Occhio agli stili di vita

Oltre ai chili in eccesso anche la dipendenza dal fumo di sigaretta e un significativo consumo di alcol possono peggiorare la psoriasi. Meglio stare alla larga da queste abitudini scorrette che, tra l'altro, aumentano il rischio di patologie, come quelle cardiovascolari, a loro volta annoverabili tra le complicanze della psoriasi.

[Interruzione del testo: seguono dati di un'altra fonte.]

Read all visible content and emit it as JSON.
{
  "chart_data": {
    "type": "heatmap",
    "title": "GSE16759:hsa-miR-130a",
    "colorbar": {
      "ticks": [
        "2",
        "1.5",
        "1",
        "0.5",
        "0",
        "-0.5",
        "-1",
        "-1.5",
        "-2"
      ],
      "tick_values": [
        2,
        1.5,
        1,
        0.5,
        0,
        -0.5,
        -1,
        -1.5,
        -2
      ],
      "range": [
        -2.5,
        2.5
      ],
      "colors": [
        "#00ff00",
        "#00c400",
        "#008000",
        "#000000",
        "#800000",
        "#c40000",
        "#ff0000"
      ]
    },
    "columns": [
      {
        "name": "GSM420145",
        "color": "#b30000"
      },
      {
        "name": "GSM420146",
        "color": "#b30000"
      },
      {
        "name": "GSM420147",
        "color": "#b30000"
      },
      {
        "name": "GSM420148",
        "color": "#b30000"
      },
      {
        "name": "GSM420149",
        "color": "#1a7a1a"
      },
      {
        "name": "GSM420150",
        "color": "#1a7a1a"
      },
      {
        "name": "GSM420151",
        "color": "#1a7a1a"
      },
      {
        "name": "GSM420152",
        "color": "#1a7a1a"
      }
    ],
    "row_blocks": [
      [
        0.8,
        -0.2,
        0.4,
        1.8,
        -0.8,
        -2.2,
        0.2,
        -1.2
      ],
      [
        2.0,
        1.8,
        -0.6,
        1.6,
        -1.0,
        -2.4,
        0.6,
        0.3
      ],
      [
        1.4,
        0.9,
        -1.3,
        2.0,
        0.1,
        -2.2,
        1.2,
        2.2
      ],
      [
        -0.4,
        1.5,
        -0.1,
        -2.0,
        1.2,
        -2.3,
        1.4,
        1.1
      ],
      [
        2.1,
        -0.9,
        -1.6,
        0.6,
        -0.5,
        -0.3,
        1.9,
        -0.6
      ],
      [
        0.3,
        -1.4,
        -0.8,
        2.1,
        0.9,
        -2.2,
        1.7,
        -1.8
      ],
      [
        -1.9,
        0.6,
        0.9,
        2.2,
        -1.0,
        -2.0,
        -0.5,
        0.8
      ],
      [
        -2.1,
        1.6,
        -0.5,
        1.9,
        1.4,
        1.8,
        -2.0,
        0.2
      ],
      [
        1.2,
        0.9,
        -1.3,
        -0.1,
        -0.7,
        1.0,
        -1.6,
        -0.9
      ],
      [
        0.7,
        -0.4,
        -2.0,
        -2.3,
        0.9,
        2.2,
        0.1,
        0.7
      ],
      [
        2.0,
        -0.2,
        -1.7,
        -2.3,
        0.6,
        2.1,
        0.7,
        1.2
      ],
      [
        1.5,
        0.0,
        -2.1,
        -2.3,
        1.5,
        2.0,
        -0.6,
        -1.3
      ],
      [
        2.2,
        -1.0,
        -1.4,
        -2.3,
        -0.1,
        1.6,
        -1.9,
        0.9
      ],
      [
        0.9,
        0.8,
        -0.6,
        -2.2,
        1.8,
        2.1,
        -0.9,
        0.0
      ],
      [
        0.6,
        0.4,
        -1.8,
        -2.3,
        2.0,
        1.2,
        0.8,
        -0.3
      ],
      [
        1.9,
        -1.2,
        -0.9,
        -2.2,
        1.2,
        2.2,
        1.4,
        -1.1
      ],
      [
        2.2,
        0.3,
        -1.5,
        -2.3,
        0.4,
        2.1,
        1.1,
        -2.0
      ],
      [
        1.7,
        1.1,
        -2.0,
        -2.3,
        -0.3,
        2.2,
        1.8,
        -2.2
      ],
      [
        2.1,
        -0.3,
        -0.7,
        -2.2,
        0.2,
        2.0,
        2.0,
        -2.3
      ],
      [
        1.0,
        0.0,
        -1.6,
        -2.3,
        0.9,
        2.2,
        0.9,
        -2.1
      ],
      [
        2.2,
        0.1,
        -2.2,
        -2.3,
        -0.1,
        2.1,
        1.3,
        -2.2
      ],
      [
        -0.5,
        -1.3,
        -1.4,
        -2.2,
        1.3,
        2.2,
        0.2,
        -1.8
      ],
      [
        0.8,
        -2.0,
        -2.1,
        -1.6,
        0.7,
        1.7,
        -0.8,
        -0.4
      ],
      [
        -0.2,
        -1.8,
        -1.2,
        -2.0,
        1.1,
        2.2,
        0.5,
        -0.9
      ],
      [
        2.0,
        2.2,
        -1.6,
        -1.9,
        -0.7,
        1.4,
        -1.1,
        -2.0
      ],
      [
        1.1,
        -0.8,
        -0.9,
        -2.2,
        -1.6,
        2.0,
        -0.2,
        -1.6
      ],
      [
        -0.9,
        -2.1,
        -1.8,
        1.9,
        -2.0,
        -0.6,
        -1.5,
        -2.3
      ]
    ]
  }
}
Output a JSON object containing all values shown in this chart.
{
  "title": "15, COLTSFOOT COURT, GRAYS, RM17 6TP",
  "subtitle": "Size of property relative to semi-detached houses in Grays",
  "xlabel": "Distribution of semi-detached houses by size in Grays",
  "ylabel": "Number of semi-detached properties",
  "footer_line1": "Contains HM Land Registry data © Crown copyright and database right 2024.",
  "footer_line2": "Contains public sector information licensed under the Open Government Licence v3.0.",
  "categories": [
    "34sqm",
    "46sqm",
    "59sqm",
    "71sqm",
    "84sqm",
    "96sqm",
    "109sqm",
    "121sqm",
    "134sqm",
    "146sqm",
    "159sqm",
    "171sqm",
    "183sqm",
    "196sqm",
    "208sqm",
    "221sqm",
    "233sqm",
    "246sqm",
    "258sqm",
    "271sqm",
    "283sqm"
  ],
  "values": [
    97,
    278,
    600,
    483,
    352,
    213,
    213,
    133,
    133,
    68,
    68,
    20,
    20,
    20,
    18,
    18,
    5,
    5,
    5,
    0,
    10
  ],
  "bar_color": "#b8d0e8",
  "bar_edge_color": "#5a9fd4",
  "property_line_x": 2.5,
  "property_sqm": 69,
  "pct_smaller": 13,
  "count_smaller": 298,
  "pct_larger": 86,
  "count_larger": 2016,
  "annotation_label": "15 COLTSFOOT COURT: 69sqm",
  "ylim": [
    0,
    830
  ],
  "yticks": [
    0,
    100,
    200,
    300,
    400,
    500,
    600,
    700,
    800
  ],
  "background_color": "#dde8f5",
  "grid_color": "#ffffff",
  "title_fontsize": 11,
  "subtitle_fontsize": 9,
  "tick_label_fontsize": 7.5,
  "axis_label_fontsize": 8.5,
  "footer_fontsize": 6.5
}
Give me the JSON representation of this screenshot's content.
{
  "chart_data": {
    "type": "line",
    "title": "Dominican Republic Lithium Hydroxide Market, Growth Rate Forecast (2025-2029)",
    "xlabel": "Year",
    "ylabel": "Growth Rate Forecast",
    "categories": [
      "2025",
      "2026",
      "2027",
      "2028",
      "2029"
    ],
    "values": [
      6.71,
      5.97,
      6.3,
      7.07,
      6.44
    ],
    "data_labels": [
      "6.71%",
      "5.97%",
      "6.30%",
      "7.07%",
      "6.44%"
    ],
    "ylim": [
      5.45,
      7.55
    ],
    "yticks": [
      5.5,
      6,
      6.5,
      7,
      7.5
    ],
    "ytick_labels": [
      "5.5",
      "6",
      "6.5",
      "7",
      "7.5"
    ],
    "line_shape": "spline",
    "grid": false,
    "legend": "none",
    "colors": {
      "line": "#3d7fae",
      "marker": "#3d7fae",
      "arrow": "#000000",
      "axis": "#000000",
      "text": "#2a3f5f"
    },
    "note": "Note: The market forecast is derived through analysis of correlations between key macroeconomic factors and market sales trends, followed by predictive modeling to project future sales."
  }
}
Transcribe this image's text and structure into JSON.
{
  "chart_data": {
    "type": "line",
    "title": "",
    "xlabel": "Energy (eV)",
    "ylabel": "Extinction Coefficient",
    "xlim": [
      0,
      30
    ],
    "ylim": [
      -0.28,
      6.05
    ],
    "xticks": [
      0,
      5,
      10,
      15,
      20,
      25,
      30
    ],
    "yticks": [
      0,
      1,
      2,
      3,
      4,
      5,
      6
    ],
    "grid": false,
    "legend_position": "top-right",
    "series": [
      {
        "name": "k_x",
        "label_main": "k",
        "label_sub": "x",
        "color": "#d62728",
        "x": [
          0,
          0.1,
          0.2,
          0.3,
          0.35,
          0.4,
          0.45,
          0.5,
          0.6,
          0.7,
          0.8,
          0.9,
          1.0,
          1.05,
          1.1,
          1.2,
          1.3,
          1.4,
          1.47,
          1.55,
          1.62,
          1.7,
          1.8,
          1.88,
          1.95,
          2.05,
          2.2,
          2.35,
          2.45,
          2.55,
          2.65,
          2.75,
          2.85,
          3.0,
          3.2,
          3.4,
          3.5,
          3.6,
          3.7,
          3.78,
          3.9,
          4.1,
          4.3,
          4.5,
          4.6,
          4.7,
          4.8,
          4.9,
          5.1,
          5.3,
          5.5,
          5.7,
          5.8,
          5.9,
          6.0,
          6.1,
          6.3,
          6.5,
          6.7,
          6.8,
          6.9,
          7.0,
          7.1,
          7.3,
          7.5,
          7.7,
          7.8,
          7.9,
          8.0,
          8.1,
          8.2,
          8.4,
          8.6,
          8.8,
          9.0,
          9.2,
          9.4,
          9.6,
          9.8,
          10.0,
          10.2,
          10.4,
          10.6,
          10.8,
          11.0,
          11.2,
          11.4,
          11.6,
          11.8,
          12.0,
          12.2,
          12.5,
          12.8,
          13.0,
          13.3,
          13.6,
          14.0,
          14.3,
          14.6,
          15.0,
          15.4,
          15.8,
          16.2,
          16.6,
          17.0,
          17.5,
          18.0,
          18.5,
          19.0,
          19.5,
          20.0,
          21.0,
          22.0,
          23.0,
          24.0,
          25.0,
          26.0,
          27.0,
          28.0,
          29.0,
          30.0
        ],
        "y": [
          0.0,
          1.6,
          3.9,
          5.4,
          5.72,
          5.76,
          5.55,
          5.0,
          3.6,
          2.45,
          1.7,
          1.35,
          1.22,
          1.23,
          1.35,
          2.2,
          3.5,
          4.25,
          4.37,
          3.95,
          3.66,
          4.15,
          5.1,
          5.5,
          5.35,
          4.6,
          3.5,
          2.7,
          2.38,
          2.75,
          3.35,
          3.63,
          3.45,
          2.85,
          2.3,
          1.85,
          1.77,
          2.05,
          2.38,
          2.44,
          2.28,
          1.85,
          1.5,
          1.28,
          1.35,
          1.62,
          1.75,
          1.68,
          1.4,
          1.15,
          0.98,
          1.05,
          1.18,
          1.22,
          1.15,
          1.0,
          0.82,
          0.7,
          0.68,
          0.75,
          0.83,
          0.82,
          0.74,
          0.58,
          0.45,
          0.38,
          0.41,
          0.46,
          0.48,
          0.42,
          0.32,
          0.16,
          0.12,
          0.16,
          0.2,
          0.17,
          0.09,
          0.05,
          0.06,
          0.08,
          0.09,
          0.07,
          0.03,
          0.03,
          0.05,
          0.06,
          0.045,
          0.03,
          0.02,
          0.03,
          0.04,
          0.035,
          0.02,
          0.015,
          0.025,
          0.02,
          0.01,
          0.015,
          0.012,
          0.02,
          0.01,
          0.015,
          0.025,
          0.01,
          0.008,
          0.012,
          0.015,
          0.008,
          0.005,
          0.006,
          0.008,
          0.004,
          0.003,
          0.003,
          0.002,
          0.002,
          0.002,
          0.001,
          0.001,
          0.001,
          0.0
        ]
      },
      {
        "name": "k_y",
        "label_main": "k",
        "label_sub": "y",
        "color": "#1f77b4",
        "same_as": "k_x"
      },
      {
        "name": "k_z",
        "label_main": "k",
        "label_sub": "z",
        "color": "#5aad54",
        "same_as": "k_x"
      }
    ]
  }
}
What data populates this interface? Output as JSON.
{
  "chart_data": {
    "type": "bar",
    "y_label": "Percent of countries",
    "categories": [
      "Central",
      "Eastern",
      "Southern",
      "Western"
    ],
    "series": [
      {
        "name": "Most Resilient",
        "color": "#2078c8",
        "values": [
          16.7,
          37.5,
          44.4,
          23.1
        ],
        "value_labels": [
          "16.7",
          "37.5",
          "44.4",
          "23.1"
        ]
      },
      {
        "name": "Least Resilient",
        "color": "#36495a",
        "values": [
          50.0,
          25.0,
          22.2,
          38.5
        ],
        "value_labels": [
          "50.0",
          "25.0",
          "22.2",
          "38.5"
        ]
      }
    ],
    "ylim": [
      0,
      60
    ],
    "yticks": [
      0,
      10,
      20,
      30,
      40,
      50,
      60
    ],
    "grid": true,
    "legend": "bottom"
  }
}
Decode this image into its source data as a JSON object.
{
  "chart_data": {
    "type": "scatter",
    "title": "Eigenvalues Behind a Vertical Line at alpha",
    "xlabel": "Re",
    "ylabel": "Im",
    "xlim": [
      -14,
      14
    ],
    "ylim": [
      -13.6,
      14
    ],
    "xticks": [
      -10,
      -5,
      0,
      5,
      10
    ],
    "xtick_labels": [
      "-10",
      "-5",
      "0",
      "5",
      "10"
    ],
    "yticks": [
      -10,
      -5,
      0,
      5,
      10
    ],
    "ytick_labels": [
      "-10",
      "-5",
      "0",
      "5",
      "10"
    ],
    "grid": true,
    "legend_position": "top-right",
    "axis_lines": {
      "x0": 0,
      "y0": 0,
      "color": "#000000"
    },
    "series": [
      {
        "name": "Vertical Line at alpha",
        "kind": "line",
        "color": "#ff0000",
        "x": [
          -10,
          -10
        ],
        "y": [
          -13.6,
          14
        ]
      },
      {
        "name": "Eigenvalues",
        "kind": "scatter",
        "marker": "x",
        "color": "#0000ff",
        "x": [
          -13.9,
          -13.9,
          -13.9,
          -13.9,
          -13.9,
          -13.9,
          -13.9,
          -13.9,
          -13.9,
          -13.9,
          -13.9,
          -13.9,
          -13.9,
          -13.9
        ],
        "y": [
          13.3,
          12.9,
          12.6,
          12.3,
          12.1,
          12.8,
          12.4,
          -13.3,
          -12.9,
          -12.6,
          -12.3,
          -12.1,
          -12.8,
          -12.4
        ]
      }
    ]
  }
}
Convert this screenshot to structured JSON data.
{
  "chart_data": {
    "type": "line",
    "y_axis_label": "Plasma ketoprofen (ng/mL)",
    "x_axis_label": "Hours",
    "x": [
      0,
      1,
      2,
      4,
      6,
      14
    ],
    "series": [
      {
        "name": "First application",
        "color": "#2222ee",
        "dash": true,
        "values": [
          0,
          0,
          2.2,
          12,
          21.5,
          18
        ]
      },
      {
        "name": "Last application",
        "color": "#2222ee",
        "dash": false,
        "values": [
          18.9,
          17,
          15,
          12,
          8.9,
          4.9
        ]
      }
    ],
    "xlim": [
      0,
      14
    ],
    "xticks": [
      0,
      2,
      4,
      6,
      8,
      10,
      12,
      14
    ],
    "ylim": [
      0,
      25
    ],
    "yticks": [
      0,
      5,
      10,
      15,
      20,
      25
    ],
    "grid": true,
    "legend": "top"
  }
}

Anche il benessere psicologico conta

Cercare di ridurre lo stress può aiutare i pazienti con psoriasi, questo perché «lo stress può scatenare il rilascio di fattori che favoriscono l'infiammazione nella pelle», spiega il professore. Tra i rimedi anti-stress c'è sicuramente l'esercizio fisico: «Non c'è uno sport "preferibile", tuttavia in alcuni casi, come ad esempio la psoriasi palmoplantare, è meglio evitare sport come la corsa per esempio che traumatizzino la parte interessata».

Pelle da difendere

La pelle in caso di psoriasi è più vulnerabile e funziona meno da "barriera": «È più vulnerabile perché nel paziente psoriasico mancano alcuni geni delle barriera cutanea. Questo rende la pelle più "infiammabile" con rischio di comparsa di lesioni psoriasiche anche per traumatismi minimi, ad esempio in caso di scottature. Tuttavia, al contrario di quanto avviene nei pazienti affetti da dermatite atopica, la pelle psoriasica raramente si infetta sulle lesioni perché queste producono alte quantità di peptidi antimicrobici che impediscono la proliferazione di batteri patogeni. Per l'igiene quotidiana è importante lavarsi con detergenti in grado di nutrire e idratare la pelle, ad esempio detergenti oleosi».